The Intentional Brain

Full Title: The Intentional Brain: Motion, Emotion, and the Development of Modern Neuropsychiatry
Author / Editor: Michael R. Trimble
Publisher: Johns Hopkins University Press, 2016

 

Review © Metapsychology Vol. 21, No. 3
Reviewer: R.A. Goodrich, Ph.D.

In its fluent evocation of the interplay of philosophy, medicine, and the creative arts, The Intentional Brain echoes Michael Trimble’s much acclaimed The Soul in the Brain published nine years previously. Because Trimble has in effect already provided a lengthy review of his own fourteen-chapter volume in the June 2016 issue of CNS Spectrums, what follows will avoid a general summary. Instead, we shall particularly focus upon three issues whose conceptual and methodological facets are explicitly foregrounded. First of all, what does he means by “neuropsychiatry”? Next, is his appeal to a holistic conception of neuropsychiatry based upon a holistic re-construal of brain and body sufficiently clarified? Finally (and more briefly), to what extent is there a tension in his narrative strategy of “interweaving past events and personalities” (282)?

                                                            I

For a generation currently given to affixing “neuro-” to so many of its areas of enquiry—ranging from neuropsychology and neuropathology to neurotheology and neuro-aesthetics—what is neuropsychiatry as espoused by Michael Trimble of London’s Institute of Neurology? His preface to The Intentional Brain immediately informs readers that it is a medical discipline not only concerned with “descriptions of clinical abnormalities” (ix) demonstrating our understanding of the relationship between the human brain and human behaviour. Neuropsychiatry is also concerned with “the meaning of abnormal behaviour” (ix). What does this in turn imply? That neuropsychiatrists, when probing the “content,” “form,” and “contingencies” influencing symptoms and the gap between clinically formulated “disease” and personally experienced “illness” of patients, need to “tolerate uncertainty,” an uncertainty arising as much from developmental as from interpersonal contingencies (ix-x).
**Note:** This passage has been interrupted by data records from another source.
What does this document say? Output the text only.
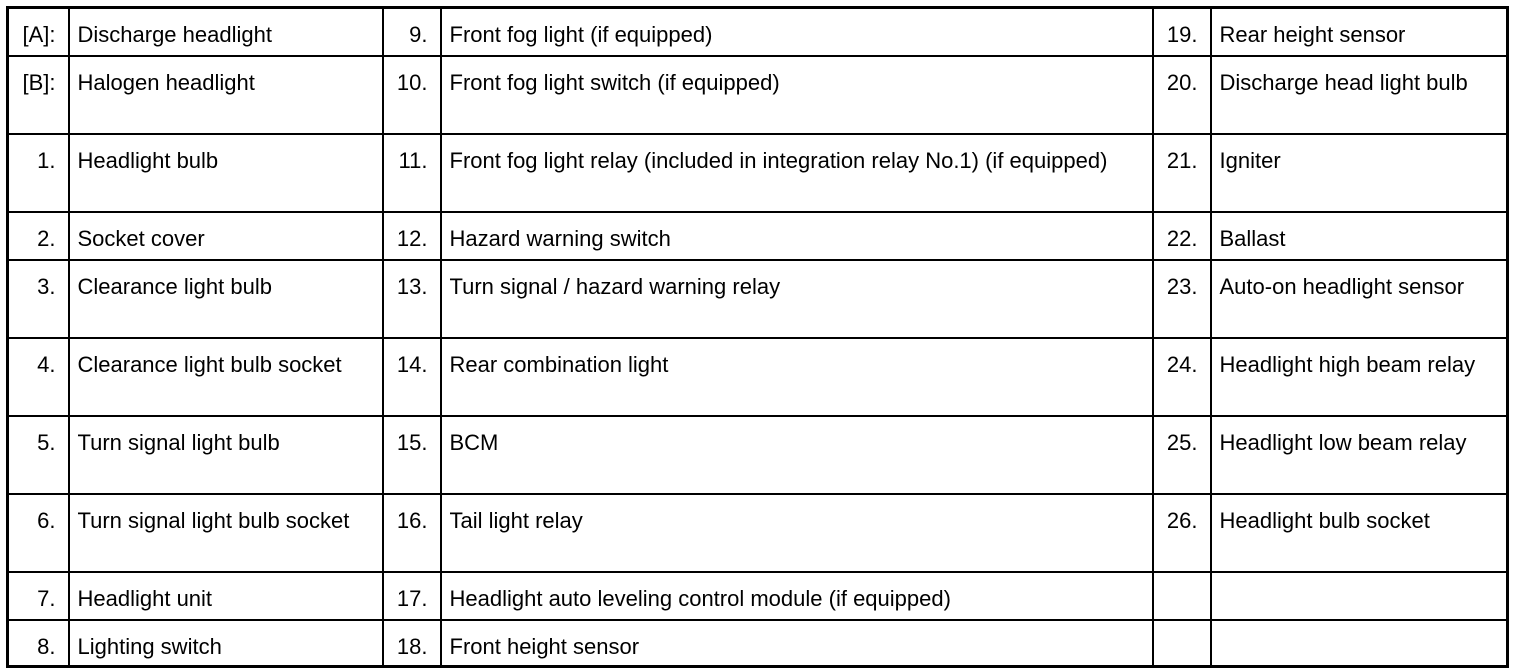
[A]:	Discharge headlight	9.	Front fog light (if equipped)	19.	Rear height sensor
[B]:	Halogen headlight	10.	Front fog light switch (if equipped)	20.	Discharge head light bulb
1.	Headlight bulb	11.	Front fog light relay (included in integration relay No.1) (if equipped)	21.	Igniter
2.	Socket cover	12.	Hazard warning switch	22.	Ballast
3.	Clearance light bulb	13.	Turn signal / hazard warning relay	23.	Auto-on headlight sensor
4.	Clearance light bulb socket	14.	Rear combination light	24.	Headlight high beam relay
5.	Turn signal light bulb	15.	BCM	25.	Headlight low beam relay
6.	Turn signal light bulb socket	16.	Tail light relay	26.	Headlight bulb socket
7.	Headlight unit	17.	Headlight auto leveling control module (if equipped)		
8.	Lighting switch	18.	Front height sensor		
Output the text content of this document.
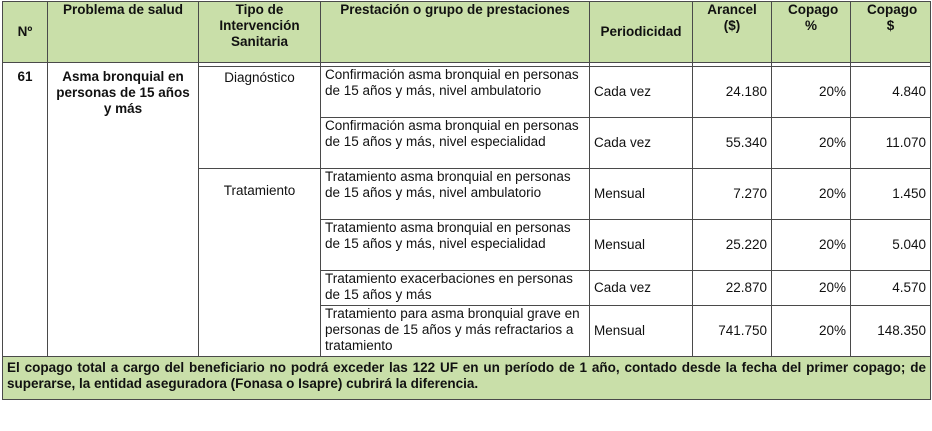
Nº	Problema de salud	Tipo de Intervención Sanitaria	Prestación o grupo de prestaciones	Periodicidad	Arancel ($)	Copago %	Copago $

61	Asma bronquial en personas de 15 años y más	Diagnóstico	Confirmación asma bronquial en personas de 15 años y más, nivel ambulatorio	Cada vez	24.180	20%	4.840
			Confirmación asma bronquial en personas de 15 años y más, nivel especialidad	Cada vez	55.340	20%	11.070
		Tratamiento	Tratamiento asma bronquial en personas de 15 años y más, nivel ambulatorio	Mensual	7.270	20%	1.450
			Tratamiento asma bronquial en personas de 15 años y más, nivel especialidad	Mensual	25.220	20%	5.040
			Tratamiento exacerbaciones en personas de 15 años y más	Cada vez	22.870	20%	4.570
			Tratamiento para asma bronquial grave en personas de 15 años y más refractarios a tratamiento	Mensual	741.750	20%	148.350
El copago total a cargo del beneficiario no podrá exceder las 122 UF en un período de 1 año, contado desde la fecha del primer copago; de superarse, la entidad aseguradora (Fonasa o Isapre) cubrirá la diferencia.							
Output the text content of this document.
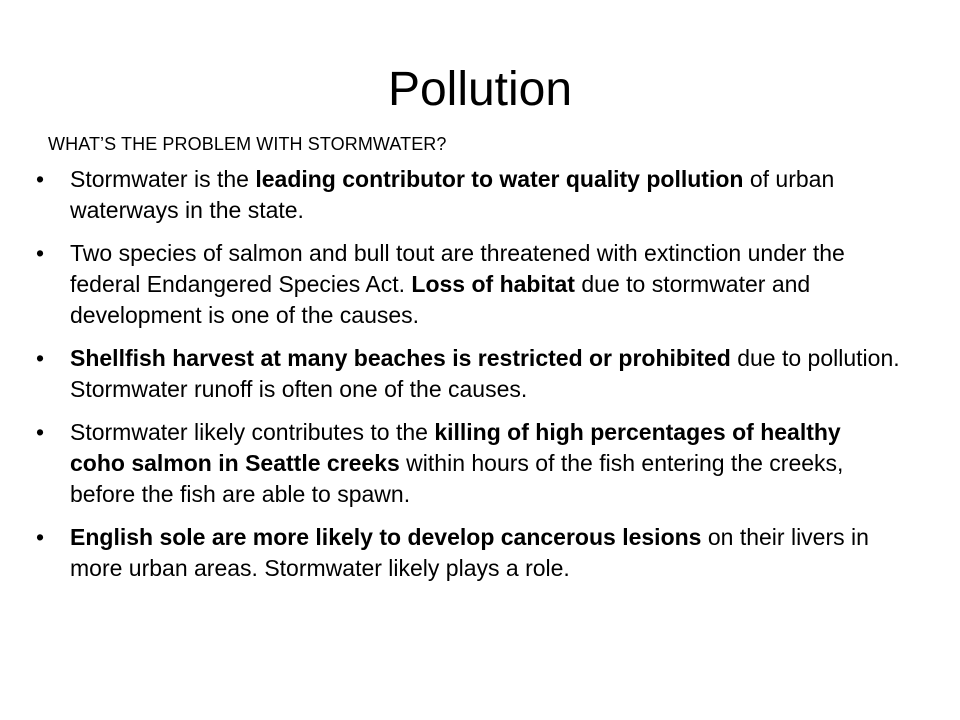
Pollution

WHAT’S THE PROBLEM WITH STORMWATER?

• Stormwater is the leading contributor to water quality pollution of urban waterways in the state.
• Two species of salmon and bull tout are threatened with extinction under the federal Endangered Species Act. Loss of habitat due to stormwater and development is one of the causes.
• Shellfish harvest at many beaches is restricted or prohibited due to pollution. Stormwater runoff is often one of the causes.
• Stormwater likely contributes to the killing of high percentages of healthy coho salmon in Seattle creeks within hours of the fish entering the creeks, before the fish are able to spawn.
• English sole are more likely to develop cancerous lesions on their livers in more urban areas. Stormwater likely plays a role.
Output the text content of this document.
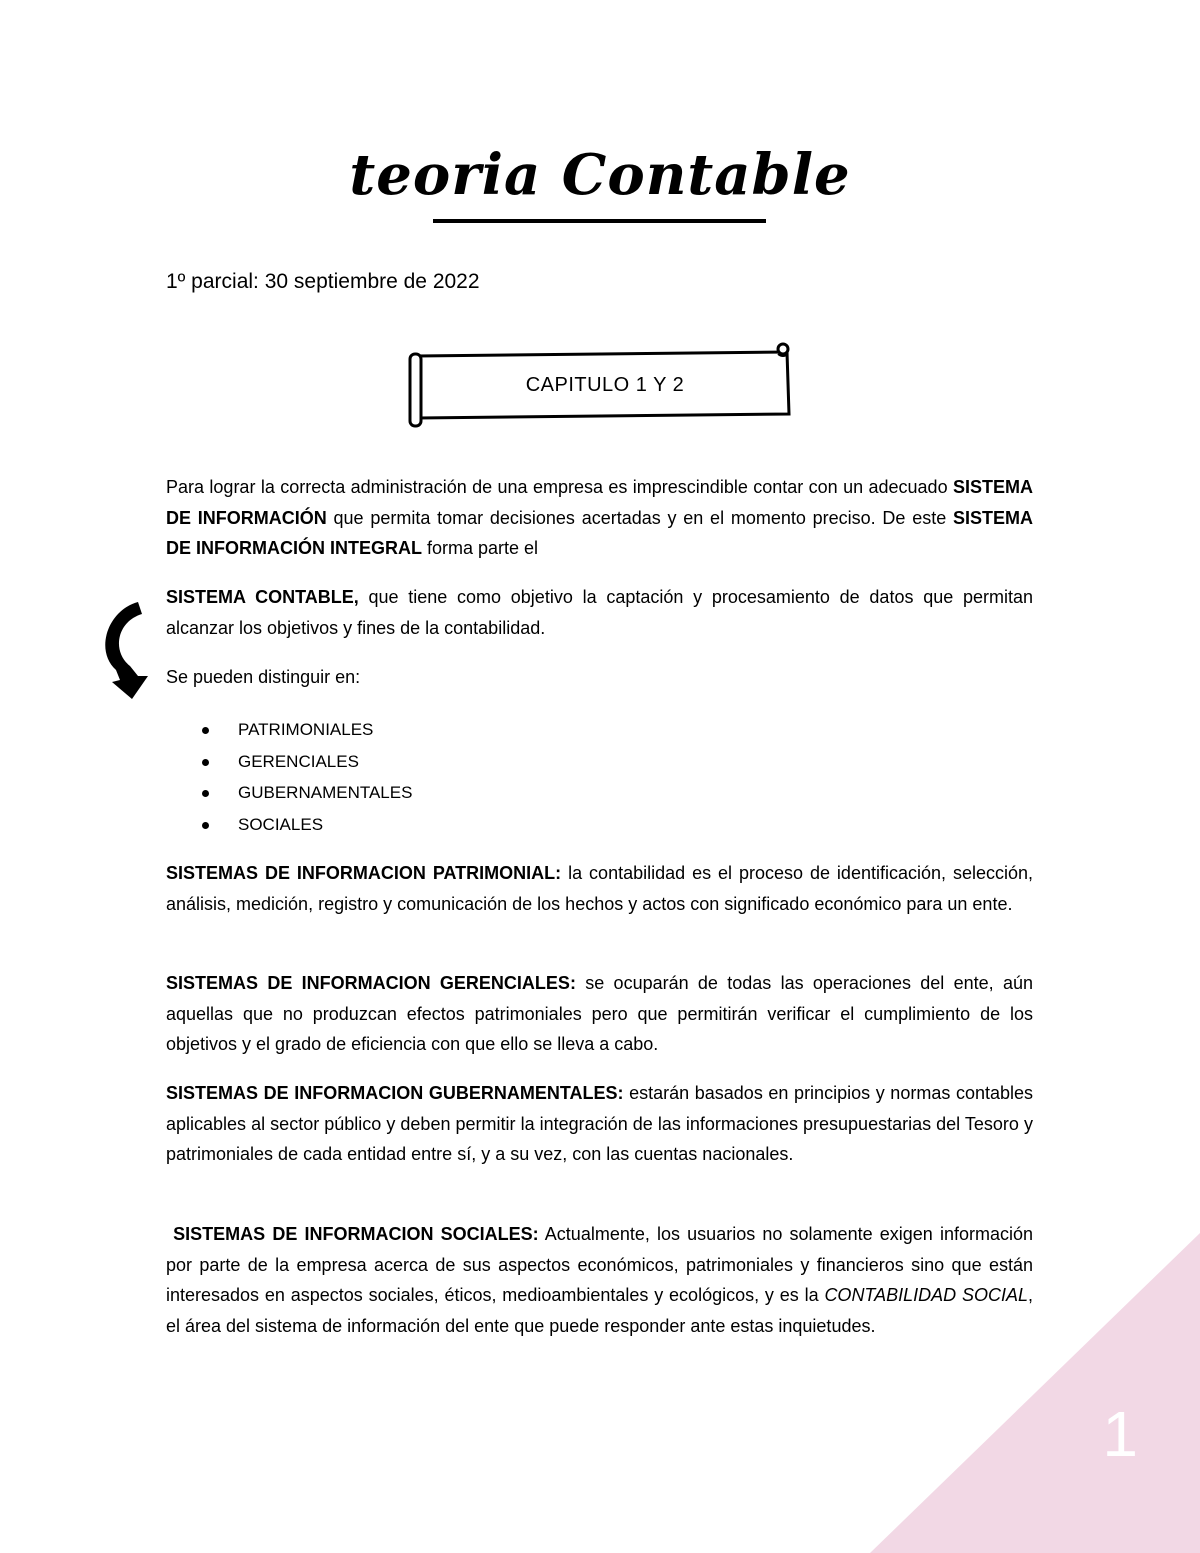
1
teoria Contable
1º parcial: 30 septiembre de 2022
CAPITULO 1 Y 2

Para lograr la correcta administración de una empresa es imprescindible contar con un adecuado SISTEMA DE INFORMACIÓN que permita tomar decisiones acertadas y en el momento preciso. De este SISTEMA DE INFORMACIÓN INTEGRAL forma parte el

SISTEMA CONTABLE, que tiene como objetivo la captación y procesamiento de datos que permitan alcanzar los objetivos y fines de la contabilidad.

Se pueden distinguir en:

PATRIMONIALES
GERENCIALES
GUBERNAMENTALES
SOCIALES

SISTEMAS DE INFORMACION PATRIMONIAL: la contabilidad es el proceso de identificación, selección, análisis, medición, registro y comunicación de los hechos y actos con significado económico para un ente.

SISTEMAS DE INFORMACION GERENCIALES: se ocuparán de todas las operaciones del ente, aún aquellas que no produzcan efectos patrimoniales pero que permitirán verificar el cumplimiento de los objetivos y el grado de eficiencia con que ello se lleva a cabo.

SISTEMAS DE INFORMACION GUBERNAMENTALES: estarán basados en principios y normas contables aplicables al sector público y deben permitir la integración de las informaciones presupuestarias del Tesoro y patrimoniales de cada entidad entre sí, y a su vez, con las cuentas nacionales.

SISTEMAS DE INFORMACION SOCIALES: Actualmente, los usuarios no solamente exigen información por parte de la empresa acerca de sus aspectos económicos, patrimoniales y financieros sino que están interesados en aspectos sociales, éticos, medioambientales y ecológicos, y es la CONTABILIDAD SOCIAL, el área del sistema de información del ente que puede responder ante estas inquietudes.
Ultimately, therefore, neuropsychiatric practice cannot “account for all mental disorder” (x).

          The foregoing is further elaborated when Trimble’s prefatory commentary turns to definitions of neuropsychiatry circulating since the ‘eighties. At first, he dismisses the “flagship” definition that “mental disorders are disorders of the brain” (xiv) as being too narrow and tending to be identified with behavioural neurology and its pre-occupation with “correlating” cerebral “lesions with behavioural changes” (xv). Again, the International Neuropsychiatric Association’s declaration that we are dealing with “a field of scientific medicine” focused upon “the complex relationship between human behaviour and brain function,” where behavioural abnormalities and disorders are framed as “an interaction of neurobiological and psychological-social factors,” is declared “a compromise” (xv; citing Periminder Sachdev’s 2005 editorial in Neuropsychiatric Disease & Treatment). Trimble himself returns to his own earliest definition which includes the corollary that the “discipline” requires “multidisciplinary ideas for…full understanding” of “certain disorders” (xv; cf. 135 n.37) before bolstering it with the Jeffery Cumming & Angela Hegarty discussion of neuropsychiatry’s relationship to neurology and psychiatry in the February 1994 issue of Neurology. There they argue that the neurological dimension construes “disorders of brain function” and “behavioural abnormalities from a neurobiological perspective” in the quest to uncover “the mechanisms of behaviour” whereas the psychiatric dimension “integrates… psychology, sociology and anthropology to grasp the motivation of behaviour” (xv).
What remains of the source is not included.